I have a table in my Postgres database that I'm trying to determine fill rates for (that is, I'm trying to understand how often data is/isn't missing). I need to make a function that, for each column (in a list of a couple dozen columns I've selected), counts the number and percentage of columns with non-null values.
The problem is, I don't really know how to iterate through a list of columns in a programmatic way, because I don't know how to reference a column from a string of its name. I've read about how you can use the EXECUTE
command to run dynamically-written SQL, but I haven't been able to get it to work.
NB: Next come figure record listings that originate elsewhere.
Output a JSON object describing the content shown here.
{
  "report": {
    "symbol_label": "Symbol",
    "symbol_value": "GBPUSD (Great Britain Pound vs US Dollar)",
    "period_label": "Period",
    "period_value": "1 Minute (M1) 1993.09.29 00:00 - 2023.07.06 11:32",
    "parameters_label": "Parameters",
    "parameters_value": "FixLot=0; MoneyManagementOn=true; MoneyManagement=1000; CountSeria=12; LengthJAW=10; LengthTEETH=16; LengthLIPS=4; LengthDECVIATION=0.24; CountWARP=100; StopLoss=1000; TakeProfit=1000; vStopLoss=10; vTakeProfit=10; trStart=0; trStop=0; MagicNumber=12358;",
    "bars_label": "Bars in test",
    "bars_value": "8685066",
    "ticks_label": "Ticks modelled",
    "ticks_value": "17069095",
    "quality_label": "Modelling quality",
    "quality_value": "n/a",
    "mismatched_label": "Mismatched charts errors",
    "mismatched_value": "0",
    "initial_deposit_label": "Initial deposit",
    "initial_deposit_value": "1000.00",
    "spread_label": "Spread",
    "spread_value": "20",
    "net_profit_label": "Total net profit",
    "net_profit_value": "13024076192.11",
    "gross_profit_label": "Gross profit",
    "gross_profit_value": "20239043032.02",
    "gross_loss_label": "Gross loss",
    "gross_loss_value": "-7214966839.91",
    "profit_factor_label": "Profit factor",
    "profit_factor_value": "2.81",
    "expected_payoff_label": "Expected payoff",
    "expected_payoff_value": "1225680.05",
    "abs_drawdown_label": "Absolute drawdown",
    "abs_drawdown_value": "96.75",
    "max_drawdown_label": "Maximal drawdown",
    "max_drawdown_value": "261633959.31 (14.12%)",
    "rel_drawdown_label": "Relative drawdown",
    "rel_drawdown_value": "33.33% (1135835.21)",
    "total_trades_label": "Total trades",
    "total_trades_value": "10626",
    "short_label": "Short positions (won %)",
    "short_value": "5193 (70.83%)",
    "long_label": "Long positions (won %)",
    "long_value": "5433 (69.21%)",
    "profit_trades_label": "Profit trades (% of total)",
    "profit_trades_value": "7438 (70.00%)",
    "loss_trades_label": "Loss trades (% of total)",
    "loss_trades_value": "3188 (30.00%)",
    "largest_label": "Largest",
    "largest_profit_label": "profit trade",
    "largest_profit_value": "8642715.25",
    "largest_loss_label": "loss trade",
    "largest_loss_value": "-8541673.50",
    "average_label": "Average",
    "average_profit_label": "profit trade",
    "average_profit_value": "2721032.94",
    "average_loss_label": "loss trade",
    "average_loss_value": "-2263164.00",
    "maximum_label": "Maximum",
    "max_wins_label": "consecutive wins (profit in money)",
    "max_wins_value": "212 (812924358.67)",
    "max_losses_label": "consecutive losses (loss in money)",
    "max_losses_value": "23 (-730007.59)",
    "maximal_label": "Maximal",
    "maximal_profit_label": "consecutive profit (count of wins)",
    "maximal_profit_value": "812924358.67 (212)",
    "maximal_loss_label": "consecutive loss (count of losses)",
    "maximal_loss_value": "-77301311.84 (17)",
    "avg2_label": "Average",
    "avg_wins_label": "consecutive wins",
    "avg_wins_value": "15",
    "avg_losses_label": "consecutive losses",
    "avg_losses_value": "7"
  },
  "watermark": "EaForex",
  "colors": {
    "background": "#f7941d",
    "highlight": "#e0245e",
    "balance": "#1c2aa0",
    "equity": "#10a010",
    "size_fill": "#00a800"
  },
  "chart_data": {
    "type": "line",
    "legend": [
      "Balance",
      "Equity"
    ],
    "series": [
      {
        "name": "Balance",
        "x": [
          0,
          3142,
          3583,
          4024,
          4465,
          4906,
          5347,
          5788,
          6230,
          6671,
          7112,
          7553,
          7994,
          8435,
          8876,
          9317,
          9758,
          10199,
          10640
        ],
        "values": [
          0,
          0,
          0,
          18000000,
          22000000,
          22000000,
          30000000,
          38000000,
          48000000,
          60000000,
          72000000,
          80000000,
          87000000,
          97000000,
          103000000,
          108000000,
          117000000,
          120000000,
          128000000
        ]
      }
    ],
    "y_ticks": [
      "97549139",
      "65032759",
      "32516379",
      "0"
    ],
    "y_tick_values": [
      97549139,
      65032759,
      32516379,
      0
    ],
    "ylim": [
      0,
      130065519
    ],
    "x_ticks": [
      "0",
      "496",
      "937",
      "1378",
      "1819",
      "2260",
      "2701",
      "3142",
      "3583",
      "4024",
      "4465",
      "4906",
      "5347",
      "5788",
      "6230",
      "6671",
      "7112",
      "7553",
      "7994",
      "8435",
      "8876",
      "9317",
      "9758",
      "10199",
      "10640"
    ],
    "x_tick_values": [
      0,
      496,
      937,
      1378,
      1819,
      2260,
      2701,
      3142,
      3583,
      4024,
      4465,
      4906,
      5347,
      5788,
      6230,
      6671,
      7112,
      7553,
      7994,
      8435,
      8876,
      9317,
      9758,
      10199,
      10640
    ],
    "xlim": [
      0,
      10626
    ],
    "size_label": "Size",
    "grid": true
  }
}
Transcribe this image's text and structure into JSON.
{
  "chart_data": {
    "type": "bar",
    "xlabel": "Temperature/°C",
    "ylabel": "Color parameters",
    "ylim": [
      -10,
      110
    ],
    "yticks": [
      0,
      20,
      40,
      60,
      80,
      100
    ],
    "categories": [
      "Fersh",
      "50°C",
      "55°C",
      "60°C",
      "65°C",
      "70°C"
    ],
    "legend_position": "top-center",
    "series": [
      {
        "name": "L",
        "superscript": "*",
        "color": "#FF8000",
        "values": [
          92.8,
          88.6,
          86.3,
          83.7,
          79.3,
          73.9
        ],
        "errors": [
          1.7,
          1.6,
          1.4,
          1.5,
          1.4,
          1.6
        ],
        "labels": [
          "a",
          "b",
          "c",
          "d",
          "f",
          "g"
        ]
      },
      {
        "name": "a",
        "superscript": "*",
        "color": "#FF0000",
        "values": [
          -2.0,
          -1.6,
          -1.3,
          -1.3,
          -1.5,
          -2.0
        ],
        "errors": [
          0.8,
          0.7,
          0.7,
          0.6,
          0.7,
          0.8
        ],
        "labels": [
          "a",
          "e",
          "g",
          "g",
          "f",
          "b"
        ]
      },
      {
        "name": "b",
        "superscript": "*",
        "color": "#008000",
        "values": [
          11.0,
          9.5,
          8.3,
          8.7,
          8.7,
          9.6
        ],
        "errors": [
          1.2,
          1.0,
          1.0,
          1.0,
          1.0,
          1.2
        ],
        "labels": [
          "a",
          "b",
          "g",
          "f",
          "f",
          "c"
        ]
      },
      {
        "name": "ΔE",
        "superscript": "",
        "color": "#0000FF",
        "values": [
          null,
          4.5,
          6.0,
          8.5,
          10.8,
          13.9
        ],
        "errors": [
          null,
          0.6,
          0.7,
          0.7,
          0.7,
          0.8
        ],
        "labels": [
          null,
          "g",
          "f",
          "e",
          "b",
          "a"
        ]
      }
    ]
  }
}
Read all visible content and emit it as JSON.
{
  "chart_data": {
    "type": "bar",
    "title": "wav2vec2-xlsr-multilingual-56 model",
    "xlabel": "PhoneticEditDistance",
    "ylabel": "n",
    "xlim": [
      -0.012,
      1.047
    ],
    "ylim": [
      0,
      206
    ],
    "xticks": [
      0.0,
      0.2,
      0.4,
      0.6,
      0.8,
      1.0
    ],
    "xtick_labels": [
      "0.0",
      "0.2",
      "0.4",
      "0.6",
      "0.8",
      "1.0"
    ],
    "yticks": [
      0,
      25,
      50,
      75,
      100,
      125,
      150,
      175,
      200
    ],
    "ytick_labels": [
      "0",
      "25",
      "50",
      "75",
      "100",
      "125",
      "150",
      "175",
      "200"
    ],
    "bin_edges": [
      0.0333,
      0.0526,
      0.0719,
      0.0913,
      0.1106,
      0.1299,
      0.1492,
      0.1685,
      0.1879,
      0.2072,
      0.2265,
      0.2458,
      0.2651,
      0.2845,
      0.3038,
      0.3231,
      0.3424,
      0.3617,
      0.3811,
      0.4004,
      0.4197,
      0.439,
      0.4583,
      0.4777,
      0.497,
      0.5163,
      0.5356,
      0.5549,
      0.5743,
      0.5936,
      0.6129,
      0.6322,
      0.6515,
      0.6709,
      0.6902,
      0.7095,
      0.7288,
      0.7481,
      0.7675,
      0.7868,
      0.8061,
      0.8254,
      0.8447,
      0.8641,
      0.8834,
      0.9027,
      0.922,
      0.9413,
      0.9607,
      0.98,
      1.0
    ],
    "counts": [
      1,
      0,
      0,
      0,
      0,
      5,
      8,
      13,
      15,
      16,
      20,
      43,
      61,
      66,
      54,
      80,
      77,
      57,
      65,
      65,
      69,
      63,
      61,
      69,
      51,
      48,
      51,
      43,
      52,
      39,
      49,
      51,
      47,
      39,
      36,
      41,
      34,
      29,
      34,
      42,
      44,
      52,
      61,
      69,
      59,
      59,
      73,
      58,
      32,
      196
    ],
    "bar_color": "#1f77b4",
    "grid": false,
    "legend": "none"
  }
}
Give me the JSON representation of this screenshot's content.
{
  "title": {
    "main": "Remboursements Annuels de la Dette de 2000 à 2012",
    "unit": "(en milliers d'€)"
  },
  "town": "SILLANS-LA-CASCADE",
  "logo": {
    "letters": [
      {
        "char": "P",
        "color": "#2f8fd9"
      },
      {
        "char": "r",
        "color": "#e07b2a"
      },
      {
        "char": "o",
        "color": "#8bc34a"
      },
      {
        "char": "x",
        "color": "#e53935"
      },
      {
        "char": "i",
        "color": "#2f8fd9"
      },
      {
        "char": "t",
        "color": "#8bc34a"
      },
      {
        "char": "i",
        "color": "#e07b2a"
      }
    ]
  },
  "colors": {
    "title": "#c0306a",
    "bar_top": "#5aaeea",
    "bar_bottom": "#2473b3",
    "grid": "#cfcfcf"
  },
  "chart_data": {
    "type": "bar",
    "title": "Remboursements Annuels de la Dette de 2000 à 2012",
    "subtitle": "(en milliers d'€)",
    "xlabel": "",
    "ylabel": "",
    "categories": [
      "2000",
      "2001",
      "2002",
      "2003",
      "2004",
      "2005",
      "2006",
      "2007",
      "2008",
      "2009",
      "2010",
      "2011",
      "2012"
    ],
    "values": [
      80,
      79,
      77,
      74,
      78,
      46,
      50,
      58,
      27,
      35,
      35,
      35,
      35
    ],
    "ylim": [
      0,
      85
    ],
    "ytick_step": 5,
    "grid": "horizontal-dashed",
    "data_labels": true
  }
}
Here's my current function:
CREATE OR REPLACE FUNCTION get_fill_rates() RETURNS TABLE (field_name text, fill_count integer, fill_percentage float) AS $$
DECLARE
fields text[] := array['column_a', 'column_b', 'column_c'];
total_rows integer;
BEGIN
SELECT reltuples INTO total_rows FROM pg_class WHERE relname = 'my_table';
FOR i IN array_lower(fields, 1) .. array_upper(fields, 1)
LOOP
field_name := fields[i];
EXECUTE 'SELECT COUNT(*) FROM my_table WHERE $1 IS NOT NULL' INTO fill_count USING field_name;
fill_percentage := fill_count::float / total_rows::float;
RETURN NEXT;
END LOOP;
END;
$$ LANGUAGE plpgsql;
SELECT * FROM get_fill_rates() ORDER BY fill_count DESC;
This function, as written, returns every field as having a 100% fill rate, which I know to be false. How can I make this function work?